Have you tried installing win32codecs? That might help.


----------



## startmenu (Mar 5, 2006)

Installed mplayer , vlc , win32 codecs and mplayer plugin for mozilla following the instructions 4m 
 *www.linuxforums.org/forum/redhat-f...-playing-windows-media-fedora-core-linux.html
 Still not able to play a single multimedia file mp3 or vcd either from dvd player or from raaga.com. What is happening ? The installations seem to be ok with successful messeges .


----------



## mehulved (Mar 5, 2006)

I dunno about raaga but mp3 and vcd files should surely play. Does any other sound play?


----------



## startmenu (Mar 5, 2006)

Only system sounds and audio cds play .


----------



## mehulved (Mar 5, 2006)

Does the music on the hard disk play? 
If yes then I guess the problems lies with permissions.
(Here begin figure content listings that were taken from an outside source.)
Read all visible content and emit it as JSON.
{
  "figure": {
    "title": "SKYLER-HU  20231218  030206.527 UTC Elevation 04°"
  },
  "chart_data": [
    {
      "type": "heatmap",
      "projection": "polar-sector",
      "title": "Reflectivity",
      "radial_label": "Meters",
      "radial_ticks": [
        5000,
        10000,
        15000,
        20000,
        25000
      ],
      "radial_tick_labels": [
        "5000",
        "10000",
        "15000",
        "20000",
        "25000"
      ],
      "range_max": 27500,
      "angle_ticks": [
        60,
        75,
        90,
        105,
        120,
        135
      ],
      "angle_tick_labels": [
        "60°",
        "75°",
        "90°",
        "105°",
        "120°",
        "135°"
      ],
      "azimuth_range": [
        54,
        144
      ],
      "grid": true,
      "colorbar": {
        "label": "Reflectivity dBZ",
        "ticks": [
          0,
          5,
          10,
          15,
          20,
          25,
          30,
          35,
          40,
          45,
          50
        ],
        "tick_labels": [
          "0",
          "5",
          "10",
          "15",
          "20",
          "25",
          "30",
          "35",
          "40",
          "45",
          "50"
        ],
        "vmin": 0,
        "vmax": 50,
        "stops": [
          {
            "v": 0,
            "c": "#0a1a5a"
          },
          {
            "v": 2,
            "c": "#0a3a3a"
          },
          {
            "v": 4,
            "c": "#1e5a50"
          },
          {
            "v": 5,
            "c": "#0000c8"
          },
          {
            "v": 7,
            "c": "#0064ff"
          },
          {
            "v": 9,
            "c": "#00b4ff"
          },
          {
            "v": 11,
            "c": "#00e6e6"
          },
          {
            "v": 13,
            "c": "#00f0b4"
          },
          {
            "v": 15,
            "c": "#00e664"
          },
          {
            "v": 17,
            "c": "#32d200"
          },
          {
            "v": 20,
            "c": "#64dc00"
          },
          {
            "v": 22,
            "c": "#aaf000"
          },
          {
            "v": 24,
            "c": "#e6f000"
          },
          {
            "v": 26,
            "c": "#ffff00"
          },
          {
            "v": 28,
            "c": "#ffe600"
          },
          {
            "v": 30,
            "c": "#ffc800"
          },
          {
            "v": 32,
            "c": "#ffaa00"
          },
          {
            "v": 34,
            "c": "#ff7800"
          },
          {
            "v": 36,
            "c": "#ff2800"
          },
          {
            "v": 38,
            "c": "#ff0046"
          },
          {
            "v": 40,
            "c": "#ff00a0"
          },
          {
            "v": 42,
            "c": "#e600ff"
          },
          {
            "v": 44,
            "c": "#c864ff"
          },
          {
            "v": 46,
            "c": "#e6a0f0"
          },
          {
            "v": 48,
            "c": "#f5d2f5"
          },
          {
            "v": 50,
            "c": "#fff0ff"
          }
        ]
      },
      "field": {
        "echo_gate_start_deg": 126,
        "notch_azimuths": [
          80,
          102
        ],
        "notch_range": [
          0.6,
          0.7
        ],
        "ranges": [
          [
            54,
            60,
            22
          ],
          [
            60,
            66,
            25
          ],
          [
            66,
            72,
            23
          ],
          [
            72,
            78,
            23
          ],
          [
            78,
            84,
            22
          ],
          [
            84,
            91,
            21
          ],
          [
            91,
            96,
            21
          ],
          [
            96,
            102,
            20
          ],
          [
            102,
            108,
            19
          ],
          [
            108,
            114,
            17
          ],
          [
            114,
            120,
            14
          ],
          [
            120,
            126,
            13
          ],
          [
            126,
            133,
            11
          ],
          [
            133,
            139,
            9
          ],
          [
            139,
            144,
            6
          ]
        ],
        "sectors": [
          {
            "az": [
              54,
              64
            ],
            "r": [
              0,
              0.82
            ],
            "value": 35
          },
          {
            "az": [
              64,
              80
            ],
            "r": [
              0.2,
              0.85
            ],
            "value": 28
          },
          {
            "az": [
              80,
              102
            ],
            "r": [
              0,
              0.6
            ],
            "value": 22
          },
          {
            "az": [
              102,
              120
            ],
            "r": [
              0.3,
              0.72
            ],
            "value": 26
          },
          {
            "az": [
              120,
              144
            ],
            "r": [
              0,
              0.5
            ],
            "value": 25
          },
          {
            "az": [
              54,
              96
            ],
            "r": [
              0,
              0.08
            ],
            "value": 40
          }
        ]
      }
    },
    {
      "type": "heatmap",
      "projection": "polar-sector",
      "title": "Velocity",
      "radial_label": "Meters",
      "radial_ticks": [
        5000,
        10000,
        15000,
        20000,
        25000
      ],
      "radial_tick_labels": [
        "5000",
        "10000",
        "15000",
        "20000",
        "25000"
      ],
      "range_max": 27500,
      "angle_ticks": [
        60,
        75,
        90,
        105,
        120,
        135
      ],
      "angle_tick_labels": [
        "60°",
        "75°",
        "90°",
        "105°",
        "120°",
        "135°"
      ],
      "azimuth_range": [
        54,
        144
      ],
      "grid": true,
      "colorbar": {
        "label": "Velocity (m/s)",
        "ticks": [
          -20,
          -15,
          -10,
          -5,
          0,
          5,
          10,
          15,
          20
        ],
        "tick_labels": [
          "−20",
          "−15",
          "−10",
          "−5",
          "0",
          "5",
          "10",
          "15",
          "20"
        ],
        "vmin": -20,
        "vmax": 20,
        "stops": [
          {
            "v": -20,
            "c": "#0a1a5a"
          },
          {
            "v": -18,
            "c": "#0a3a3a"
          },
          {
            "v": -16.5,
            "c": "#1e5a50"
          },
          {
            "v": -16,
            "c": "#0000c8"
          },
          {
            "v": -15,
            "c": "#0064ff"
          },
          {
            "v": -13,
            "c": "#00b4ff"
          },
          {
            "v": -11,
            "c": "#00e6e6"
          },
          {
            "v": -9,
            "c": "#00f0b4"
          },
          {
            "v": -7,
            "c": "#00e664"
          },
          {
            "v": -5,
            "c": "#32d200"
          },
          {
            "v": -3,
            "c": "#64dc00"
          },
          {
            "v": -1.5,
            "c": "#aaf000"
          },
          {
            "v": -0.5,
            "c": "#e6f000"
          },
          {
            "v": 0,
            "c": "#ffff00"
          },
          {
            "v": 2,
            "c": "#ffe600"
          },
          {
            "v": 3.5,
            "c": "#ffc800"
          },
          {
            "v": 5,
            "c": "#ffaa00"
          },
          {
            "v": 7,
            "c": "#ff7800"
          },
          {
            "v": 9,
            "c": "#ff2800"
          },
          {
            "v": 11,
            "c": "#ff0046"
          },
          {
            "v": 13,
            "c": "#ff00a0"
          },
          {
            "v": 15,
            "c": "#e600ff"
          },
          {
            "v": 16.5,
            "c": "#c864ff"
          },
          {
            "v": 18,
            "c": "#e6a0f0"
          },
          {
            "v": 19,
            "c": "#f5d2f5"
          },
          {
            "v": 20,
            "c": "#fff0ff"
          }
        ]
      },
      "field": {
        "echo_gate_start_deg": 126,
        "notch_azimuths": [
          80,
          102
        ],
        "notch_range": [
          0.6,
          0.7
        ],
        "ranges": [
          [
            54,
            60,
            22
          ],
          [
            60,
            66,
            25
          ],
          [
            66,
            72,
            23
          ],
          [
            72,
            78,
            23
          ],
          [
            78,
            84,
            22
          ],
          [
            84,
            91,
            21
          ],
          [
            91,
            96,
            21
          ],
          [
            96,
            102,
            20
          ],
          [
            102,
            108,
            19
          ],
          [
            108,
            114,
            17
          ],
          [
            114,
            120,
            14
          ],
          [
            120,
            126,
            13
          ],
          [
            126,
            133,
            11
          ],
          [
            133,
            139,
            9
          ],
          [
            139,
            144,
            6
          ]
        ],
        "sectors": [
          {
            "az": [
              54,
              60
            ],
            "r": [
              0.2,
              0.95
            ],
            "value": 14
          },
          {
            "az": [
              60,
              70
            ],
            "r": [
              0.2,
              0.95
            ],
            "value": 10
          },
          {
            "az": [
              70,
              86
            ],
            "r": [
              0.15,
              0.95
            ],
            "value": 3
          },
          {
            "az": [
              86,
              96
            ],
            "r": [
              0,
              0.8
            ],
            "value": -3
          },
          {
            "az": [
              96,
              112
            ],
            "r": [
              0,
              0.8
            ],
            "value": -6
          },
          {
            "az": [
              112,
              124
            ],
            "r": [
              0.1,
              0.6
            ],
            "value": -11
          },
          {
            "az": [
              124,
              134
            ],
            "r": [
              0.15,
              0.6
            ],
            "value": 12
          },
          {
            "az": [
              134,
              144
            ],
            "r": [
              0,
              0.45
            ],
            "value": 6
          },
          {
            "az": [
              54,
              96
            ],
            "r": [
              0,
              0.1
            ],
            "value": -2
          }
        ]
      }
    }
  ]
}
I don't know the exact way followed by FC but you might need to add your user account to audio group to use the audio facility. 
I hope you're using a separate user account and not root.


----------



## startmenu (Mar 5, 2006)

Yes i use a non-root account and audio cds can be played so i guess the audio permissions are ok . Is there any way to run mplayer from command line as it is not listed in sound and video section , i see man pages for mplayer but can't figure out the commands to run it.


----------



## startmenu (Mar 5, 2006)

Here I go !! Able to play a dvd using mplayer by reading man pages . Feel like on the top of the world !! Will check what other files i can play tomorrow . Thanks guys for your support I regained faith in myself .


----------



## mehulved (Mar 6, 2006)

That's nice. So what was the problem? Mentioning the solution might help others in the future.


----------



## Satissh S (Mar 6, 2006)

@startmenu: Nice habit!!  Always read the man pages, when in doubt.
Nothing much of a problem., i guess he had to install dvd-codecs to play stuff in mplayer.


----------



## startmenu (Mar 6, 2006)

After installing all the  codecs i had to read the man pages to get started. But still my vcds don't play in mplayer , have to search for player options. after all linux is about trial and hard search i guess


----------



## Satissh S (Mar 6, 2006)

_ Linux takes you from the uncertainity of the bsod's to the certainity of FOSS, it ain't trial and error _ 
You need to install the codecs to play vcd's. I'am damn sure. Or do the following,
ln -s /dev/hdc /dev/vcd
It shud work. Lets see.


----------



## startmenu (Mar 7, 2006)

@satish , i did the above thing , but only creates a symbolic link . How i am supposed to play vcd files in the drive . i tried "mplayer' , "helixplayer" , "vlcplayer" in the use a custom command box but nothing works . How u guys play all your video files  . what commands do u  use ? Please tell me.


----------



## Satissh S (Mar 7, 2006)

I thought maybe mplayer uses /dev/vcd as a reference for vcd videos. But As  far as i can say, i HAVE played vcd's with mplayer aftr installing these codecs
*ftp5.mplayerhq.hu/mplayer/releases/codecs/essential-20050412.tar.bz2


----------